The CSC meets monthly with an agenda that includes a number of standing items:
As of February 2022, there had been a total of 14 recorded ‘incidents’ across all of the virtual wards deployed by Doccla. None of the incidents caused any harm to patients, and some of them were trivial in nature, but in the interests of caution, learning and transparency, all were subjected to a full root cause analysis with corrective action to prevent recurrence.
Almost all the incidents were due to ‘human error’ of one form or another, where someone has failed to properly enter or update an item of information. As far as possible, the scope for human error is ruled out by automation—where that is not a practical option, additional checks can be included in standard operating procedures.
Some of the incidents had a more technical character. For example, the batteries in a device supplied to a patient failed after a short time, easily rectified by including spare batteries with all supplied devices. Another was a technical change on a trust’s network that led to the virtual ward being temporarily blacklisted by the trust’s firewall, again with a reasonably straightforward cure and workaround.
Significantly, none of the incidents was strictly related to the remote nature of the monitoring. All of them have parallels with incidents that could occur on a hospital ward.
Working closely with our clients and on some occasions providing clinical support, we have also learnt some lessons that pertain to maintaining patient safety from the viewpoint of the client/clinician. Despite clinical amenities being fewer in the community, it is important to recognise the resources that are available; such as the Patients themselves. RPM offers an opportunity for them to actively participate in their care and responsibility for their health. It is our experience that patients want to be engaged as they wish to avoid hospital admission. This may not be the case for everyone, but there are a great many who are capable, willing and want to have a deeper understanding of their health. Health education for patients will be individual and down to the clinicians’ assessment of understanding, but in our experience, patients are more than capable of learning the basics of what their different readings mean, and which symptoms to be mindful of. Safety-net advice is vital, as are clear explanations and reassurance to ensure the correct actions are taken if red flag symptoms arise. If the patient has family, this has also proven to be a useful resource and provides an additional layer of reassurance should the patient deteriorate. Finally, depending on the local structure of services, using community teams to undertake tasks that must be face to face, such as chest examinations or blood tests, means that patients can remain under the care of RM but still have access to in person clinical tasks without needing to attend ED.
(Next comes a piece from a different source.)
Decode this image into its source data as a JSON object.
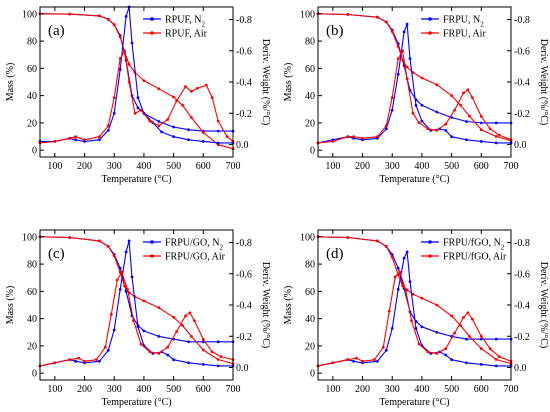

Remote monitoring of patients offers an abundance of benefits for all stakeholders. It is essential to abide by the DCB guidelines for clinical risk management—with in-depth formal safety meetings before deployment and throughout the life cycle of live services—to maintain safety documents assiduously, and to adopt a preventative approach to the occurrence of hazards to reduce clinical risk. We recommend from our experience that clinicians remain open to the resources that are available in the community that can be utilised to support patient safety. Our experience has shown that it is possible to monitor unwell patients in the community safely; but we emphasise that this depends upon a rigorous formal approach to clinical safety management in a culture of transparency and learning.